Quand on joue, on gagne

On connaît tous l'adage "tant que je gagne, je joue". Hier soir, les clubs de Ligue 1 nous ont prouvé que la réciproque était vraie. Nice, Guingamp, Caen et Angers ont été récompensés pour leur audace et leur jeu. Et ça fait du bien.

On a constaté une chose en regardant les matchs du samedi soir : les équipes qui ont essayé de jouer ont été récompensées. Je pense notamment à Nice, qui aurait déjà pu l'emporter à Troyes lors de la deuxième journée s'il n'y avait pas eu une fin de match folle des Aubois. Cette fois-ci, face à Bastia, les Niçois ne se sont pas faits rejoindre à Furiani, dans un contexte particulier. Même si les supporters des Aiglons étaient interdits de déplacement, on se félicitera que tout se soit bien passé. Concernant le match, les acteurs nous ont gratifiés de trois buts magnifiques en première période. La lunette de Danic, la frappe puissante de Mendy ou encore l'enchaînement contrôle-frappe de Germain valaient le détour. Benrahma a clos la marque sur un joli contre. Ça a été un match aéré, vivant et on se dit clairement que parfois le football, ce n'est pas plus compliqué que ça. 

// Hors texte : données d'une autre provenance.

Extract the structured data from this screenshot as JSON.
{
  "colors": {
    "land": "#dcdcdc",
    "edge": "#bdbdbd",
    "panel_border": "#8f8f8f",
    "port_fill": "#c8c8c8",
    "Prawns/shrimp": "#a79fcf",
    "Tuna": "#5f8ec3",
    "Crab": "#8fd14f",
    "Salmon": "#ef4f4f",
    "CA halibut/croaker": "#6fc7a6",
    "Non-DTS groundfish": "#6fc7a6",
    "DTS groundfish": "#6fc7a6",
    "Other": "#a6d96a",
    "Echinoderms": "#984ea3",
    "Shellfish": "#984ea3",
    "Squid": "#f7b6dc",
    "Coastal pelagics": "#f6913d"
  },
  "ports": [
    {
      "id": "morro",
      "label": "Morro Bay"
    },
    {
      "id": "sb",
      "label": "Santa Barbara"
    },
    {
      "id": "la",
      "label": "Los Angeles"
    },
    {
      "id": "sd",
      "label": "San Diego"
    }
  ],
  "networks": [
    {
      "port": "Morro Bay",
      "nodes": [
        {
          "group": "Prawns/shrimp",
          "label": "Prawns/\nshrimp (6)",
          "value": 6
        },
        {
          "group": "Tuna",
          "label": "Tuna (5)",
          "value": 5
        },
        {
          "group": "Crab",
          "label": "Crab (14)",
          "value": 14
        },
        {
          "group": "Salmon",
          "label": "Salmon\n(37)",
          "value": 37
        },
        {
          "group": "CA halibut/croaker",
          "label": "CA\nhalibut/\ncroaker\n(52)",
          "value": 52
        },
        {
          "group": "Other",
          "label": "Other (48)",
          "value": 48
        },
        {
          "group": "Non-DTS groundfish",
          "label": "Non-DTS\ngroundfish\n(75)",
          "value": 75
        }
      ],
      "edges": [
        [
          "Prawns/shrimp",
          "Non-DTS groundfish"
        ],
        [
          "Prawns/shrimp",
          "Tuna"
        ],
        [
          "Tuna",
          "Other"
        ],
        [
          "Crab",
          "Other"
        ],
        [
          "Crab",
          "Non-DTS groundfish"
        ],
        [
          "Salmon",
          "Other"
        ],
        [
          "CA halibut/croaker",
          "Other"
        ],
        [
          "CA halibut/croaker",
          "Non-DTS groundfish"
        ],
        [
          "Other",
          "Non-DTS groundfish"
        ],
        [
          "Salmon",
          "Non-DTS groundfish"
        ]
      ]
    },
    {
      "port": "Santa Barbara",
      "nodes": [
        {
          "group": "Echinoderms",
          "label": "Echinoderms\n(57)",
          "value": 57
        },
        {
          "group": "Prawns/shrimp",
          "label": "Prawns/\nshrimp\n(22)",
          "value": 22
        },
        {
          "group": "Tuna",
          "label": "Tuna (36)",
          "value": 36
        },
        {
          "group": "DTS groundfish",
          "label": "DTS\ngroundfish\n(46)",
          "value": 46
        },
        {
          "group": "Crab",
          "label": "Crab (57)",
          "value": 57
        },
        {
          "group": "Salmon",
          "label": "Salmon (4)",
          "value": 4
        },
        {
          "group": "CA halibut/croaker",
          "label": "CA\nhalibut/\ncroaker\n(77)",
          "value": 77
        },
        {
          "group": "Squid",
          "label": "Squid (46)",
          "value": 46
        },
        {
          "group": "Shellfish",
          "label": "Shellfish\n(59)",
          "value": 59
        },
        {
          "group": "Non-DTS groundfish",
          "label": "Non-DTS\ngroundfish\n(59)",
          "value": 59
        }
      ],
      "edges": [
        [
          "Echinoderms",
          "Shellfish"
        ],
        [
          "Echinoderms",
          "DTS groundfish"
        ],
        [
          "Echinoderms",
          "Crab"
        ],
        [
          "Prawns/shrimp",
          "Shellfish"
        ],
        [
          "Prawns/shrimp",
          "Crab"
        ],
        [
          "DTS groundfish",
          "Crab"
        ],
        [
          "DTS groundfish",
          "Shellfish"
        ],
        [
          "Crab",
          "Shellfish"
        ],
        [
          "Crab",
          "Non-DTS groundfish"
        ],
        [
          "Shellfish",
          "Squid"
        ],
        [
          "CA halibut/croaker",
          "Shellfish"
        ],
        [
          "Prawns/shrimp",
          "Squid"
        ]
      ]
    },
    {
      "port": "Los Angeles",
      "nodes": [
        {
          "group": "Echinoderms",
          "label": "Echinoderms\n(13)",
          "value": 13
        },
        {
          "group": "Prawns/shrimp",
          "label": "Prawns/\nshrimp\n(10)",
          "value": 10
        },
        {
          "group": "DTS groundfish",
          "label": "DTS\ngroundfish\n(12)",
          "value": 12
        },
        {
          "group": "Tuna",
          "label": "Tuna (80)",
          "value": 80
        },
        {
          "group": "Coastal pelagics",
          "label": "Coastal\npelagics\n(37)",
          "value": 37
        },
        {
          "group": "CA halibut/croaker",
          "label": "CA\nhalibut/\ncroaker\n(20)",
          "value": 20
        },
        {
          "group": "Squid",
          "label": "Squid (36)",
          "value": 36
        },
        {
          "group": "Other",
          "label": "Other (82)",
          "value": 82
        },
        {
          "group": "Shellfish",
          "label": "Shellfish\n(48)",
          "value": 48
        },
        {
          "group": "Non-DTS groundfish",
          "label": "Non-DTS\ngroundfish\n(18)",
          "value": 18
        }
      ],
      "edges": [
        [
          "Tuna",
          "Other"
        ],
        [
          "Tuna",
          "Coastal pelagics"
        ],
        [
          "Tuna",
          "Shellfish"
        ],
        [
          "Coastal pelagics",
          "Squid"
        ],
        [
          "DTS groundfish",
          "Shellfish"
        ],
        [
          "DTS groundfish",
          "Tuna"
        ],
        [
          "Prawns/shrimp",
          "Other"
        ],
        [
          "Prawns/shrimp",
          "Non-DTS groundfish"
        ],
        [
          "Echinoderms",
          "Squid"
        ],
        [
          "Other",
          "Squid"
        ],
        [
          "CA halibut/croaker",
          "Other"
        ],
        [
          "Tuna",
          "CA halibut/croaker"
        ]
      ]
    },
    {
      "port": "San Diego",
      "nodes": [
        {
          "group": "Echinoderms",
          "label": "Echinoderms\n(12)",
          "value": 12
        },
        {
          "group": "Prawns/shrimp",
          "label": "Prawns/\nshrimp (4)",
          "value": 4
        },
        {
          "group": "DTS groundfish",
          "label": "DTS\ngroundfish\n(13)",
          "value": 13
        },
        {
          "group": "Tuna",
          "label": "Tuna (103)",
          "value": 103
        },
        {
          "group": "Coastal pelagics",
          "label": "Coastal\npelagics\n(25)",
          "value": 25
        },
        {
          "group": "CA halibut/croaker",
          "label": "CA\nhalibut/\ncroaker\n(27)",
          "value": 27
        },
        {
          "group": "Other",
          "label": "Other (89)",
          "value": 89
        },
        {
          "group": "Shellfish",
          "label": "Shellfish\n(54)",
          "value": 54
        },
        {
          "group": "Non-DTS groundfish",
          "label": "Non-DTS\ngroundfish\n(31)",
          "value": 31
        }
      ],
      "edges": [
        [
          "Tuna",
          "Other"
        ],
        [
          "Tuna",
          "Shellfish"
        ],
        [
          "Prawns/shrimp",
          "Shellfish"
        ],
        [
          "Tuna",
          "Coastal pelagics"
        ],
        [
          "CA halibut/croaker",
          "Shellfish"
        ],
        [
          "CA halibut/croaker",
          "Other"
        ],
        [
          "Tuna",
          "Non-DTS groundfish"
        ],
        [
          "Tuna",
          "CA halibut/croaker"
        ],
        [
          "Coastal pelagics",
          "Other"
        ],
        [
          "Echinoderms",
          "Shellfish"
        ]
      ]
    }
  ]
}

Même constat avec la victoire des Guingampais. Alors qu'ils avaient mal débuté le championnat, ils comptent désormais neuf points. Même si ce n'est qu'un 2-1 face à Ajaccio, ils ont clairement dominé la rencontre et se sont créés beaucoup de situations dangereuses. Jimmy Briand leur fait actuellement un bien fou puisqu'hier soir encore, il a signé sa troisième passe décisive de la saison avant de marquer le but de la victoire d'un joli geste acrobatique. 

Quant aux Caennais, ils n'ont pas cessé d'attaquer face à Montpellier et ont été récompensés dans les arrêts de jeu par un but de Jeff Louis, à la suite d'une superbe frappe de Delort sur le poteau. Nice, Guingamp et Caen sont des équipes qui n'ont pas des moyens financiers invraisemblables mais qui marquent des buts et prennent des points. Angers a également pris trois points précieux. Malgré l'expulsion logique de N'Doye, le SCO s'est imposé sur un penalty de Mangani face à Troyes. Il faut dire aussi que Jean-Marc Furlan est quasiment obligé d'aligner des joueurs à vocation offensive en défense, tellement ce secteur est décimé. Ça explique un peu que les offensives soient inexistantes.

 

Mieux vaut un Ibra qui tente qu'un Ibra qui dort

Enfin, le PSG a eu chaud et a frôlé la défaite à Reims dans l'après-midi. Une défaite qui aurait été imméritée tant les Parisiens ont dominé la rencontre et se sont créés des occasions. Mis à part le poteau de De Préville et le but, les Rémois ont été très peu dangereux. Toutefois, il y a bien évidemment quelque chose d'irritant dans ce PSG-là. Si les Parisiens n'avaient pas été éblouissants lors de leurs victoires à Lille ou à Montpellier, montrant que l'équipe était en rodage au niveau du jeu, ils avaient été implacables sur le plan défensif. C'était loin d'être le cas hier.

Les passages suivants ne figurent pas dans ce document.